Indonesian social media text is notoriously difficult to process with standard NLP tools:

| Raw input | After `normalize()` |
|---|---|
| `gw gk ngerti bngt sihhhh!!!` | `saya tidak mengerti banget sih!` |
| `kmrn gamau makan krn baper bgt` | `kemarin tidak mau makan karena bawa perasaan banget` |
| `otw gan, rekber dlu ya!!!!!` | `dalam perjalanan saudara, rekening bersama dulu ya!` |
| `GW GKKKK NGERTIII BNGTTTT!!!!!` | `saya tidak mengerti banget!` |

Standard tokenizers and language models often fail on this kind of input because they see `"gkkkk"`, `"bngtttt"`, and `"ngertiii"` as unknown tokens. BASA normalizes them first.

---

## Installation

```bash
pip install basa
```

> **Requires Python 3.10+**

---

## Quick Start

### One-liner (recommended for most use cases)

```python
from basa import normalize

normalize("gw gk ngerti bngt sihhhh!!!")
# → 'saya tidak mengerti banget sih!'
```

### Zero-config alias

```python
from basa import quick

quick("GW GKKKK NGERTIII BNGTTTT!!!!!")
# → 'saya tidak mengerti banget!'
```

`quick()` is a thin alias for `normalize()` with all defaults applied. Use it when you want the shortest possible call.

### Batch processing

```python
from basa import normalize

texts = [
    "gw gk ngerti",
    "lu udh makan??",
    "kmrn gamau pergi krn baper bgt",
]

normalize(texts)
# → ['saya tidak mengerti', 'kamu sudah makan?', 'kemarin tidak mau pergi karena bawa perasaan banget']
```

---

## API Reference

### `normalize(text, **options)`

Normalize informal Indonesian text. Accepts a single string or a list of strings.

```python
normalize(
    text: Union[str, List[str]],
    apply_slang: bool = True,
    apply_typo: bool = False,
    lowercase: bool = True,
    normalize_punctuation: bool = True,
    normalize_whitespace: bool = True,
) -> Union[str, List[str]]
```

#### Parameters

| Parameter | Type | Default | Description |
|---|---|---|---|
| `text` | `str` or `List[str]` | — | Input text or list of texts. |
| `apply_slang` | `bool` | `True` | Expand slang and reduce expressive repeated characters (e.g. `"bngtttt"` → `"banget"`). |
| `apply_typo` | `bool` | `False` | Correct misspelled words using Levenshtein distance. **Opt-in** — requires a vocabulary to be loaded first. |
| `lowercase` | `bool` | `True` | Lowercase the text before processing.

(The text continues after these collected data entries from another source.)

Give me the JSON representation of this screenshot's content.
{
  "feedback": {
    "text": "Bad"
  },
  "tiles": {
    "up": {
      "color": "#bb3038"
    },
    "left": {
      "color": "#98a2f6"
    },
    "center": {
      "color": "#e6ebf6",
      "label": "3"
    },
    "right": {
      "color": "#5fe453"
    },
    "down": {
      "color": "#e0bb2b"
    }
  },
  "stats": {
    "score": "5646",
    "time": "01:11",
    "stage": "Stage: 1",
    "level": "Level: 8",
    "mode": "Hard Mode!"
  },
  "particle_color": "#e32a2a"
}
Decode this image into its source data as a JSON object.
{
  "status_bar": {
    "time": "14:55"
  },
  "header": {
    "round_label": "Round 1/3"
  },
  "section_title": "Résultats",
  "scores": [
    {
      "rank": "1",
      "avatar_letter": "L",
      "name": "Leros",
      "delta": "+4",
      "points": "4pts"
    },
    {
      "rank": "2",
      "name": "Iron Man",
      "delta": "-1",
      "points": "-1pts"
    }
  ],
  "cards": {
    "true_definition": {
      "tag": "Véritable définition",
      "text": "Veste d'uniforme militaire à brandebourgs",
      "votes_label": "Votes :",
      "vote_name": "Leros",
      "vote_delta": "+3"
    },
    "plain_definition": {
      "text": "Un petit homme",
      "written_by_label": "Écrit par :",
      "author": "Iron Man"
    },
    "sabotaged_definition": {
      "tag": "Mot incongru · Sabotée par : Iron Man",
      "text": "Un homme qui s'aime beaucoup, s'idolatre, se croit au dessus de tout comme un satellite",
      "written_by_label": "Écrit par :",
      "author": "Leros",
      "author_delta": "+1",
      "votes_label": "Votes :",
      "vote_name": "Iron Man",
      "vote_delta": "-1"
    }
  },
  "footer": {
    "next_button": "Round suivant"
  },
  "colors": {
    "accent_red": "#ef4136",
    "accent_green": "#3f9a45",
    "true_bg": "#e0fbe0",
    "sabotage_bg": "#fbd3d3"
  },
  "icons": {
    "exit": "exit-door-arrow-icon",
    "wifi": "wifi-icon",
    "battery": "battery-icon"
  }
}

Set `False` for NER and case-sensitive pipelines. |
| `normalize_punctuation` | `bool` | `True` | Collapse repeated punctuation marks (`"!!!!!"` → `"!"`). |
| `normalize_whitespace` | `bool` | `True` | Strip leading/trailing whitespace and collapse internal multiple spaces. |

#### Processing pipeline (in order)

```
1. lowercase            → "GW GK NGERTI" → "gw gk ngerti"
2. slang normalization  → "gkkkk" → "gk" → "tidak"
3. typo correction      → "mkan" → "makan"  (opt-in)
4. punctuation          → "!!!!!" → "!"
5. whitespace cleanup   → "  a   b  " → "a b"
```

#### Examples

```python
# Preserve case for NER tasks
normalize("Jokowi pergi ke Jakarta", lowercase=False)
# → 'Jokowi pergi ke Jakarta'

# Disable slang (pass through raw tokens)
normalize("gw gk ngerti", apply_slang=False)
# → 'gw gk ngerti'

# Enable typo correction (requires vocab)
from basa import typo
typo.add_to_vocab({"makan", "minum", "pergi"})
normalize("saya mkan dan mnum", apply_typo=True)
# → 'saya makan dan minum'
```

---

### `quick(text)`

Zero-config alias for `normalize()` with all default settings.

```python
from basa import quick

quick("gw gamau pergi krn mager")
# → 'saya tidak mau pergi karena malas bergerak'
```

---

### `typo` — Typo Corrector

BASA's typo corrector is **vocabulary-driven and opt-in by default**. You supply the vocabulary; BASA finds the closest match using Levenshtein distance.

```python
from basa import typo

# Load your domain vocabulary
typo.add_to_vocab({"makan", "minum", "masak", "pergi", "datang"})

typo.correct("mkan")     # → 'makan'
typo.correct("mnm")      # → 'minum'
typo.correct("ok")       # → 'ok'  (too short, skipped by default)

# Correct a full sentence
typo.correct_text("saya mkan dan mnm")
# → 'saya makan dan minum'

# Get multiple suggestions
typo.suggest("mkan", top_k=3)
# → ['makan', 'masak', 'minum']
```

#### Why is `apply_typo=False` by default?

Typo correction is **destructive** when applied blindly. Without the right vocabulary, domain-specific terms like `xgboost`, `lightgbm`, or `rekber` would be mangled. BASA follows the principle of *conservative by default, destructive features opt-in*.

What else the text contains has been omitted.